Following closely on the laser-trail of the debut, ‘A’ (early 2004), Mac continues to offer songs that are darkly beautiful, enigmatic and captivating. ‘PREfection’ is a continuation of ‘A’ without copying its template but taking it deeper, wider, curiouser… With a vox that recalls some veteran American singers such as Roy Orbison.
McCombs world is that of an off-beat, peculiar imagery, intelligent observations, weird and mysterious. Often minimally accompanied, these are the stories that memories are made of but it takes time to peel all, alike in a tryst, its layers off. From the magnificent opener ‘Equinox’, it is a journey into the unknown, that is flanked by ballads, on one side, and upbeat tracks on the other.

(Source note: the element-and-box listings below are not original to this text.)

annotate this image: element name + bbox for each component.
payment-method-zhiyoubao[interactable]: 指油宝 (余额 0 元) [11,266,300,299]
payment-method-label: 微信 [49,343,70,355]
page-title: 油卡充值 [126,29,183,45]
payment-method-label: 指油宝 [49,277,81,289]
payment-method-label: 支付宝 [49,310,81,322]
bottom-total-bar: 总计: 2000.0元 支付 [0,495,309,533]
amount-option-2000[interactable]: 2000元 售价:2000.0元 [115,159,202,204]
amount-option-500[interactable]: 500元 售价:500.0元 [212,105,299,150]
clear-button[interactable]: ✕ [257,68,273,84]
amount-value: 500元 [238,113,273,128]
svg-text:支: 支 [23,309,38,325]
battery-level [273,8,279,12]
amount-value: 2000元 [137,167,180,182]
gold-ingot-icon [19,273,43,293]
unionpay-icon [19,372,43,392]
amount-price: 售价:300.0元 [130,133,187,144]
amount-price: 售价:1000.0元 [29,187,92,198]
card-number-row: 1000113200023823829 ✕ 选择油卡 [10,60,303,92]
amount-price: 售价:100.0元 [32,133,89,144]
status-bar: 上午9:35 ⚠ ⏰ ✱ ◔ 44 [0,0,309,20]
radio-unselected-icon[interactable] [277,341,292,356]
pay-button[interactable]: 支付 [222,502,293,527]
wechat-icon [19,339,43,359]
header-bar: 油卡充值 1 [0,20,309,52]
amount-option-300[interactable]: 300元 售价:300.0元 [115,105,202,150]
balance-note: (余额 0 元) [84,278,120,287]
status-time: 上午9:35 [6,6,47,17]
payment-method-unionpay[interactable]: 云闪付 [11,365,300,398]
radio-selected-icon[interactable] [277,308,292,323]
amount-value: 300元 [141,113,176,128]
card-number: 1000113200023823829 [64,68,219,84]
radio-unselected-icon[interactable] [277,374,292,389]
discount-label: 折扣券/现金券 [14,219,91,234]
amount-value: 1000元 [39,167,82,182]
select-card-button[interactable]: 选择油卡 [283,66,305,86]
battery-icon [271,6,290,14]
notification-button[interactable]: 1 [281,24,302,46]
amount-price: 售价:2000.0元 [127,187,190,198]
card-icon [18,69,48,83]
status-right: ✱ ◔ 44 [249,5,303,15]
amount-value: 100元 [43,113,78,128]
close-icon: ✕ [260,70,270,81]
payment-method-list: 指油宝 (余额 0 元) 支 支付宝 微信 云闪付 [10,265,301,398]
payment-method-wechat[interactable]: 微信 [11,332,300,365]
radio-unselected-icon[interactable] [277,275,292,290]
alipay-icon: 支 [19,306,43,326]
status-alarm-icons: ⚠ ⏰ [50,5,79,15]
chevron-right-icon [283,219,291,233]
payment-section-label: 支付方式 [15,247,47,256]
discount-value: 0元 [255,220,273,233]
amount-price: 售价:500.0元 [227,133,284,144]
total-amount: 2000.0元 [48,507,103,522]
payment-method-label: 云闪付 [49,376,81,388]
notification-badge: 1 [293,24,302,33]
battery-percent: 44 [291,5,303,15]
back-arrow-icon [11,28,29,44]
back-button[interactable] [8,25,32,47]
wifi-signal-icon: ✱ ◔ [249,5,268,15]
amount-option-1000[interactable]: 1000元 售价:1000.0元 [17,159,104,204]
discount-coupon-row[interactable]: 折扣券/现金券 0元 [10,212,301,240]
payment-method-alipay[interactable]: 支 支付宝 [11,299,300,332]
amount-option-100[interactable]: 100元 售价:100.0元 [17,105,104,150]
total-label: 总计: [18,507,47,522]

‘Equinox’ is joined in by ‘She’s Still Suffering’, ‘Cuckoo’ and ‘City of Brotherly Love’ to chime with romanticism that burns slowly and balanced by more accessible and hit-potential of ‘Tourist Woman’, the euphoric ‘Bury Mary’ and surreal ‘Subtraction’, McCombs is not an emotionalist but can see clearly and realistically: “Dearly departed/We all will return to the soil,” he intones sombrely on ‘Sacred Hearts’.
Cass Macomb’s ‘PREfection’ is a meritorious album by a distinctive voice in the current American songwriting. More power to the man!